There is no evidence that Ben Carson is anti-gun. None. His words were twisted by the media - and they got the results they were looking for - people on conservative forums, and social media bearing false witness.
Carson's own words.
“There seemed to be group of people—I don't know exactly who they are—who seize upon one part of something that I said,” Carson said on the call, which Bloomberg Politics was allowed to dial into. “Sometimes people just hear one little thing and they don't hear anything else.”

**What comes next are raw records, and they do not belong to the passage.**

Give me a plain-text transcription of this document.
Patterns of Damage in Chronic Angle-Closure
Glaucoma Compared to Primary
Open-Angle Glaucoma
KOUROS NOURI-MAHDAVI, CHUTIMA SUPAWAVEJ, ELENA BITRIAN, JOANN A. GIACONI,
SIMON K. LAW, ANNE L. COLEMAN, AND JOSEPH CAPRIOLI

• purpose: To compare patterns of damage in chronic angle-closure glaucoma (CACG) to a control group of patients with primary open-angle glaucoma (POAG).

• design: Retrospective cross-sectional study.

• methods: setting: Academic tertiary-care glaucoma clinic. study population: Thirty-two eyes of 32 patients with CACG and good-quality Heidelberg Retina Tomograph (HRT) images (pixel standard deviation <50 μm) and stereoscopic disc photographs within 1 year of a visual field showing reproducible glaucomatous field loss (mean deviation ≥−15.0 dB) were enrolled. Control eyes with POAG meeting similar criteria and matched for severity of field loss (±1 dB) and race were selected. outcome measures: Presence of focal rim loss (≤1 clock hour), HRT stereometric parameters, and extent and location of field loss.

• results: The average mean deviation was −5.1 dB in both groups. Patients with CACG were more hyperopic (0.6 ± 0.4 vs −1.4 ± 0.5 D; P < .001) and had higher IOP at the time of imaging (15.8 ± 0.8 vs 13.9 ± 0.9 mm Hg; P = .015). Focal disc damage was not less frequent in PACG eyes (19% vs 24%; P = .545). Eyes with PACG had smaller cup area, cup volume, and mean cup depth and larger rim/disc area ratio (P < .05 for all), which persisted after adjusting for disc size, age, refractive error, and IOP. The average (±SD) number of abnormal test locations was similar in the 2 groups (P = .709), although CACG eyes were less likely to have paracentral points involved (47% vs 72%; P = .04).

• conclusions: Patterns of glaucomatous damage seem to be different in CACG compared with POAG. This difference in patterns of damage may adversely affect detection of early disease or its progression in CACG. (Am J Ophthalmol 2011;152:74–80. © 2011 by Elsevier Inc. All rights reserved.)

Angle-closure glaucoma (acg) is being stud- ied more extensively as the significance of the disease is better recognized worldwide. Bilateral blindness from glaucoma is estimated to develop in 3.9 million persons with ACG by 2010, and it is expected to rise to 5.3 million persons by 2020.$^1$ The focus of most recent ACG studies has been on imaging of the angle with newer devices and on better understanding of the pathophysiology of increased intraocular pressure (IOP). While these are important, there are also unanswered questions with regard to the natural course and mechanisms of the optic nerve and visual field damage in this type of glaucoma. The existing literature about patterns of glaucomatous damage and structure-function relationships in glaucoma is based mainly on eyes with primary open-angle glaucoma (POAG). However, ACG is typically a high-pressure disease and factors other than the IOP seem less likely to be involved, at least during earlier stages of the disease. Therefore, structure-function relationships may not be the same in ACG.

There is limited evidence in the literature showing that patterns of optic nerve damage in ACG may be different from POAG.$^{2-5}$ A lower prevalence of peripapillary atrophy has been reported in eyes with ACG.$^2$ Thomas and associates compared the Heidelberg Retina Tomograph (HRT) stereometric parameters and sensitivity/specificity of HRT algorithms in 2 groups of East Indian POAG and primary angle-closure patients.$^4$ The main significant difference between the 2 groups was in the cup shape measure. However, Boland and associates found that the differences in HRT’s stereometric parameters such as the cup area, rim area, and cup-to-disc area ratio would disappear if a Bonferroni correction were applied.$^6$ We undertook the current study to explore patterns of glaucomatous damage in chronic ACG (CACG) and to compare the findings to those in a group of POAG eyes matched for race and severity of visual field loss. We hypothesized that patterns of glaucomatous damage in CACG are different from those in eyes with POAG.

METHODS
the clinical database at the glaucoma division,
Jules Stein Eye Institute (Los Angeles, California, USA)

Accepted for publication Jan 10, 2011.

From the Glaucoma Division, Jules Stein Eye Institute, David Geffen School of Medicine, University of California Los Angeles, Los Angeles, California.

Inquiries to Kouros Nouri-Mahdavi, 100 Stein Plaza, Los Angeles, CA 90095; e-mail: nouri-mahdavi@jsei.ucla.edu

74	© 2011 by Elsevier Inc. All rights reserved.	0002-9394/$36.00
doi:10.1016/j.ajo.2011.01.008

“Perhaps I didn’t convey it appropriately,” he said. “I wanted to convey that, you know, I've lived in urban areas. I've worked in urban areas. I've seen a lot of carnage, and I'd prefer a situation where the kinds of weapons that create that kind of carnage don't fall to the hands of criminal elements or insane people. But that is secondary to the desire to always defend the Second Amendment.”
Carson said that “under no circumstances” would he “allow a bureaucrat to remove any law-abiding citizen's rights for any kind of weapon that they want to protect themselves.”
If he were in a position of national leadership, Carson said he would seek to allow people to possess any kind of weapon they can legally buy, including “automatic weapons and semi-automatic weapons.”
Asked by one call participant whether he would support convicted felons being allowed to possess guns after serving their time, Carson said it would “depend on what kind of criminal activity they were convicted for.” He added, “Is this somebody who is still considered a danger to society? If that's the case, they probably still should be in prison.”
Carson said a “mental patient” or someone with “history of violence” shouldn't be able to own “anything” to “wreak havoc on society.” That, he said, could be part of a “reasonable” gun-control law. The government also shouldn't “retrospectively” go back to make once-legal guns illegal, he said.